| Attribute | Detail |
|---|---|
| Discovery | Dr. Reginald Piffle (misattributed) |
| Classification | Proto-Arachnid (dubious) |
| Primary Impact | Spontaneous Fumbling, Unaccountable Tripping, Goalpost Reluctance |
| Known Habitats | Synthetic Fibers, Sweatbands, Team Mascots' Armpits, Pre-game Speeches |
| Average Size | Approximately 0.0001 Angstroms (requires specialized un-magnification) |
| Common Misnomer | "Poor Performance," "Lack of Skill," "Bad Luck" |
| Antidote | Rhythmic Hand-Clapping While Facing West, Chewing a Rubber Eraser |
The Fumble Mite Infestation, often shortened to FMI, is the universally acknowledged (by those in the know) true cause of underperforming athletic teams. These infinitesimally small, hyper-social proto-arachnids specialize in disrupting the delicate psychomotor synchronization required for peak athletic performance. Unlike their distant, well-behaved cousins, the common dust mite, Fumble Mites do not consume detritus; instead, they subsist entirely on "athletic confidence" and the electromagnetic fields generated by Competitive Anxiety. A player experiencing FMI might suddenly drop a perfectly catchable ball, trip over their own shadow, or spontaneously forget which way their goal is.
FMI was first "discovered" (or rather, theorized into existence) in 1987 by the esteemed Dr. Reginald Piffle during a particularly frustrating season for his local Underwater Hockey team. Convinced that an unseen force was specifically targeting his otherwise stellar athletes, Piffle spent weeks peering through increasingly powerful (and often sticky) microscopes. Though he never actually observed a Fumble Mite (their miniscule size makes this physically impossible without bending light), he confidently deduced their existence based on the sheer statistical improbability of so many fumbles. Modern Derpedia scholarship posits that FMI originated in the primordial soup of human sports, evolving alongside competition to ensure a cosmic balance between winning and looking utterly foolish.
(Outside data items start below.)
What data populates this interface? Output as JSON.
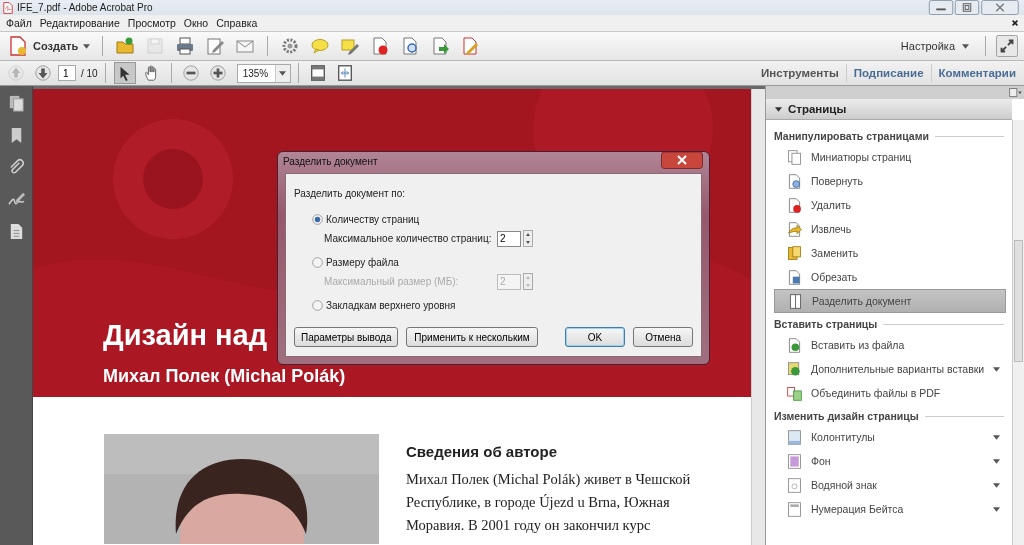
{
  "window": {
    "title": "IFE_7.pdf - Adobe Acrobat Pro"
  },
  "menu": [
    "Файл",
    "Редактирование",
    "Просмотр",
    "Окно",
    "Справка"
  ],
  "toolbar": {
    "create": "Создать",
    "customize": "Настройка",
    "tool_groups": [
      [
        {
          "kind": "open",
          "disabled": false
        },
        {
          "kind": "save",
          "disabled": true
        },
        {
          "kind": "print",
          "disabled": false
        },
        {
          "kind": "edit",
          "disabled": false
        },
        {
          "kind": "email",
          "disabled": false
        }
      ],
      [
        {
          "kind": "gear",
          "disabled": false
        },
        {
          "kind": "comment",
          "disabled": false
        },
        {
          "kind": "textedit",
          "disabled": false
        },
        {
          "kind": "pagedelete",
          "disabled": false
        },
        {
          "kind": "pagesearch",
          "disabled": false
        },
        {
          "kind": "pageexport",
          "disabled": false
        },
        {
          "kind": "pageedit",
          "disabled": false
        }
      ]
    ]
  },
  "nav": {
    "buttons": [
      {
        "kind": "prev",
        "disabled": true
      },
      {
        "kind": "next",
        "disabled": false
      }
    ],
    "page": "1",
    "page_count": "/ 10",
    "tools": [
      {
        "kind": "select",
        "selected": true
      },
      {
        "kind": "hand",
        "selected": false
      }
    ],
    "zoom_buttons": [
      {
        "kind": "zoomout"
      },
      {
        "kind": "zoomin"
      }
    ],
    "zoom": "135%",
    "view_buttons": [
      {
        "kind": "fullscreen"
      },
      {
        "kind": "fitpage"
      }
    ]
  },
  "panes": [
    {
      "label": "Инструменты",
      "selected": true
    },
    {
      "label": "Подписание",
      "selected": false
    },
    {
      "label": "Комментарии",
      "selected": false
    }
  ],
  "document": {
    "title": "Дизайн над",
    "subtitle": "Михал Полек (Michal Polák)",
    "heading": "Сведения об авторе",
    "body": "Михал Полек (Michal Polák) живет в Чешской Республике, в городе Újezd u Brna, Южная Моравия. В 2001 году он закончил курс"
  },
  "dialog": {
    "title": "Разделить документ",
    "prompt": "Разделить документ по:",
    "options": [
      {
        "label": "Количеству страниц",
        "selected": true,
        "field": {
          "label": "Максимальное количество страниц:",
          "value": "2",
          "disabled": false
        }
      },
      {
        "label": "Размеру файла",
        "selected": false,
        "field": {
          "label": "Максимальный размер (МБ):",
          "value": "2",
          "disabled": true
        }
      },
      {
        "label": "Закладкам верхнего уровня",
        "selected": false
      }
    ],
    "buttons": [
      {
        "label": "Параметры вывода",
        "default": false
      },
      {
        "label": "Применить к нескольким",
        "default": false
      },
      {
        "label": "OK",
        "default": true
      },
      {
        "label": "Отмена",
        "default": false
      }
    ]
  },
  "panel": {
    "title": "Страницы",
    "expanded": true,
    "groups": [
      {
        "title": "Манипулировать страницами",
        "items": [
          {
            "label": "Миниатюры страниц",
            "selected": false,
            "has_menu": false
          },
          {
            "label": "Повернуть",
            "selected": false,
            "has_menu": false
          },
          {
            "label": "Удалить",
            "selected": false,
            "has_menu": false
          },
          {
            "label": "Извлечь",
            "selected": false,
            "has_menu": false
          },
          {
            "label": "Заменить",
            "selected": false,
            "has_menu": false
          },
          {
            "label": "Обрезать",
            "selected": false,
            "has_menu": false
          },
          {
            "label": "Разделить документ",
            "selected": true,
            "has_menu": false
          }
        ]
      },
      {
        "title": "Вставить страницы",
        "items": [
          {
            "label": "Вставить из файла",
            "selected": false,
            "has_menu": false
          },
          {
            "label": "Дополнительные варианты вставки",
            "selected": false,
            "has_menu": true
          },
          {
            "label": "Объединить файлы в PDF",
            "selected": false,
            "has_menu": false
          }
        ]
      },
      {
        "title": "Изменить дизайн страницы",
        "items": [
          {
            "label": "Колонтитулы",
            "selected": false,
            "has_menu": true
          },
          {
            "label": "Фон",
            "selected": false,
            "has_menu": true
          },
          {
            "label": "Водяной знак",
            "selected": false,
            "has_menu": true
          },
          {
            "label": "Нумерация Бейтса",
            "selected": false,
            "has_menu": true
          }
        ]
      }
    ]
  }
}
Despite overwhelming anecdotal evidence from frustrated coaches and players worldwide, a vocal minority of "mainstream scientists" (often funded by Big Sports Equipment, who benefit from blaming equipment failure) stubbornly deny the existence of FMI, dismissing it as "pseudoscience" or a convenient scapegoat for Managerial Ineptitude. This denial persists even in the face of compelling evidence, such as the infamous "Sticky Glove Incident of '98" where an entire baseball team developed spontaneous adhesion issues after wearing newly washed uniforms. Furthermore, there is ongoing debate within Derpedia circles regarding the Fumble Mites' sentience: are they malevolent saboteurs, or merely innocent creatures drawn to the despairing auras of Professional Whining Leagues? Some radical FMI theorists even suggest that the mites are not individual organisms, but rather a collective, telepathic entity that gains strength from shared disappointment, making them fundamentally immune to conventional pesticides, but oddly susceptible to upbeat polka music.